'É preciso derrubar o mito de que criatividade não se aprende', diz educador

Rafael Garcia

SÃO PAULO — A criatividade é hoje uma das carcterísticas mais procuradas em pessoas no mercado de trabalho e venerada no mundo corporativo, mas cercada de mitos e tabus. As pessoas nascem criativas? Podem se tornar criativas? É possível dar nota para a criatividade?

Essas questões que desafiam os educadores são tema de um seminário realizado nesta semana pelo Instituto Ayrton Senna em São Paulo, reunindo educadores influentes para discutir o assunto.

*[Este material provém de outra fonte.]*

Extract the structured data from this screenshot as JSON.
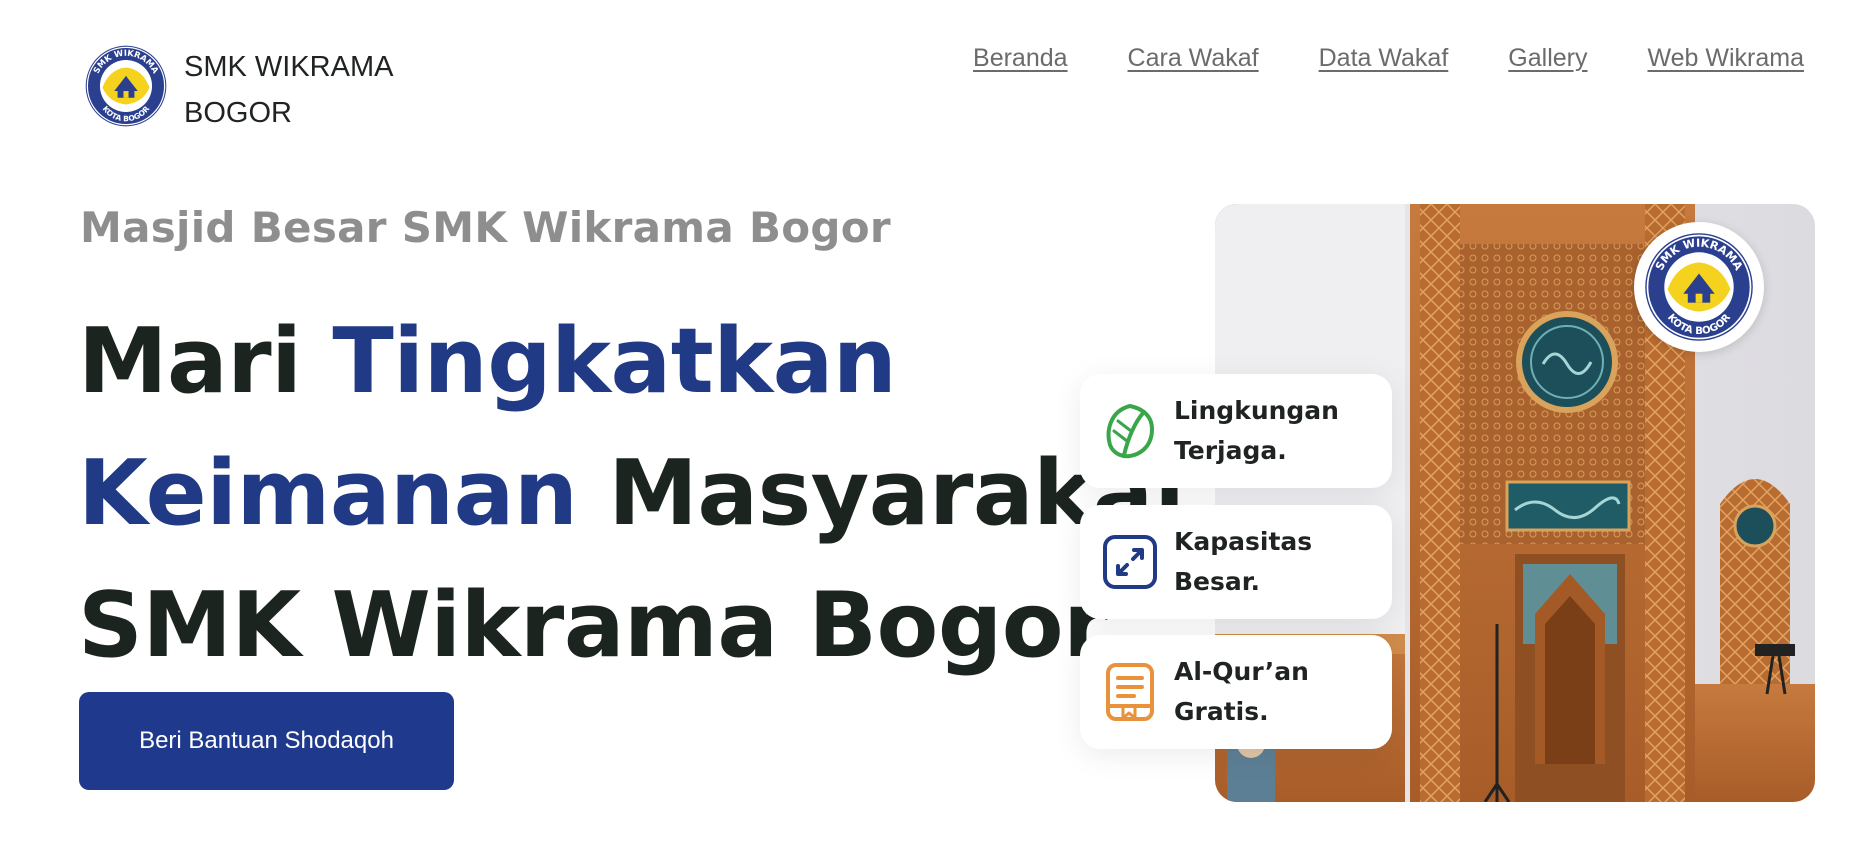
{
  "header": {
    "brand_line1": "SMK WIKRAMA",
    "brand_line2": "BOGOR",
    "nav": [
      "Beranda",
      "Cara Wakaf",
      "Data Wakaf",
      "Gallery",
      "Web Wikrama"
    ]
  },
  "hero": {
    "subtitle": "Masjid Besar SMK Wikrama Bogor",
    "headline_1a": "Mari ",
    "headline_1b": "Tingkatkan",
    "headline_2a": "Keimanan",
    "headline_2b": " Masyarakat",
    "headline_3": "SMK Wikrama Bogor",
    "cta_label": "Beri Bantuan Shodaqoh"
  },
  "features": [
    {
      "line1": "Lingkungan",
      "line2": "Terjaga.",
      "icon": "leaf-icon",
      "color": "#3aa64a"
    },
    {
      "line1": "Kapasitas",
      "line2": "Besar.",
      "icon": "expand-icon",
      "color": "#213a86"
    },
    {
      "line1": "Al-Qur’an",
      "line2": "Gratis.",
      "icon": "book-icon",
      "color": "#e8923c"
    }
  ],
  "logo_text": {
    "top": "SMK WIKRAMA",
    "bottom": "KOTA BOGOR"
  },
  "colors": {
    "primary": "#1f3a8c",
    "headline_blue": "#213a86",
    "text_dark": "#1c2420",
    "muted": "#8e8e8e"
  }
}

Um deles é Filip de Fruyt, da Universidade de Ghent, na Bélgica, especialista no desenvolvimento de traços de personalidade.

Em entrevista ao GLOBO, ele conta como a criatividade pode ser construída coletivamente e pode ganhar espaço num planejamento formal das escolas, em vez de ser considerada um dom mágico reservado a poucos.

Muitas pessoas consideram a criatividade um traço de personalidade inato. A criatividade é algo que pode se aprender? Qual resposta a ciência oferece hoje a essa pergunta?

A coisa é mais sutil do que dizer que características como a criatividade são inatas e não são maleáveis. Hoje, existe um consenso geral de que traços de personalidade têm um componente inerente, mas também que eles se desenvolvem ao longo da vida das pessoas, mesmo após os 50 anos. Alguns desses padrões de desenvolvimento são semelhantes para a maioria de nós, o que chamaríamos de tendências normativas de desenvolvimento, mas ainda existe uma variabilidade importante entre os indivíduos em termos de suas trajetórias.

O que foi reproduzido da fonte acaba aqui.